Matthew Lee
Matt is an Academic Clinical Lecturer in General Surgery. His clinical practice is primarily in benign coloproctology and emergency general surgery. His research interests include care in these areas, as well as outcomes measurement.
He is a co-investigator of the PITSTOP study, a UK-wide multimethod study which is exploring variation in practice and outcomes of surgical treatment of pilonidal sinus disease.
Presentation at The Society of Tissue Viability 2023 Conference
Pilonidal sInus Treatment: Studying The OPtions
Objectives
After attending this session, persons will be able to:
- Discuss the impact of Pilonidal Sinus Disease on patients
- Recognise the importance of patient treatment preferences
- Appreciate the morbidity associated with surgical treatment of pilonidal sinus disease
Abstract
Background: Despite being common , there is no consensus on how to optimally manage pilonidal disease (PSD). UK surgical practice is varied, and existing literature largely consists of single-centre cohort studies of varied disease severity, interventions and outcome assessments. PITSTOP was a cohort study with nested multi-method work packages to explore delivery and outcomes of PSD care in the UK.
Methods: A cohort study across 31 NHS trusts was conducted, assessing patients >16 years old referred for elective surgical treatment of PSD. Post-op pain, time to healing, and return to normal activities were recorded. Comparisons were made according to treatment type (major/minor).

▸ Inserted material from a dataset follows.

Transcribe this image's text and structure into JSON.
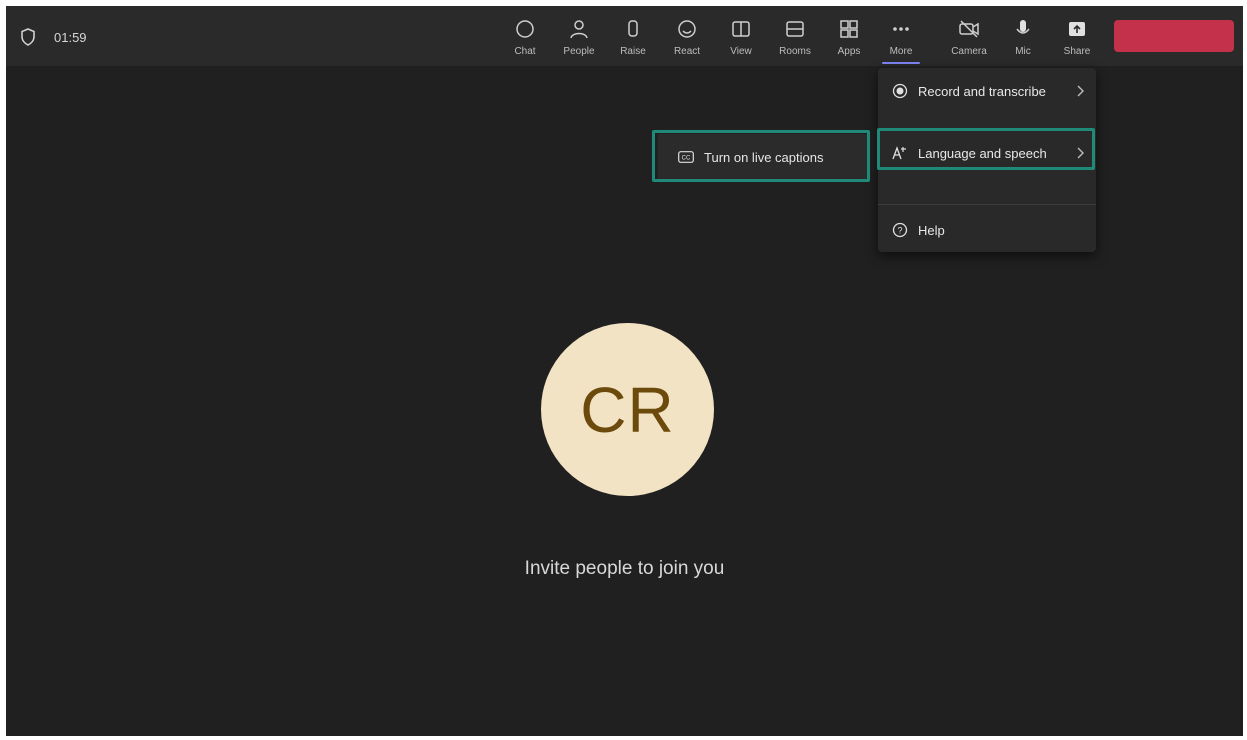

Sub-studies explored shared decision making and decision regret. A survey of surgical practice was conducted. Surgeons were also asked to assess a new classification approach. Patients were asked to express treatment preferences through a discrete choice experiment. Finally, patients and surgeons were asked to set policy and research priorities for PSD through a Delphi consensus.
Results: The clinician survey demonstrated significant heterogeneity in surgeon practice preference. Limited training opportunities may impede efforts to improve practice in the area.
From the cohort study 60% (N=667) had a major procedure. This was associated with higher pain at day 7 vs minor procedures, higher complication rates, but lower recurrence rates. Time to healing and return to normal activities was also longer for major procedures.
Mixed method and discrete choice assessments found that anticipated recovery time and risk of recurrence were driving characteristics of treatments. The gap between expected and actual recovery time were drivers of decision regret.
The Wysocki classification demonstrated acceptable agreement (kappa= 0.52, 95% CI 0.42 to 0.61).
The final consensus exercise identified five research and five practice priorities. These include preferencing minor type procedures, and the need for high quality RCTs in the field.
Conclusions: The burden of surgery for PSD is significantly greater than that reported in the literature. PITSTOP provides data to improve care for this population.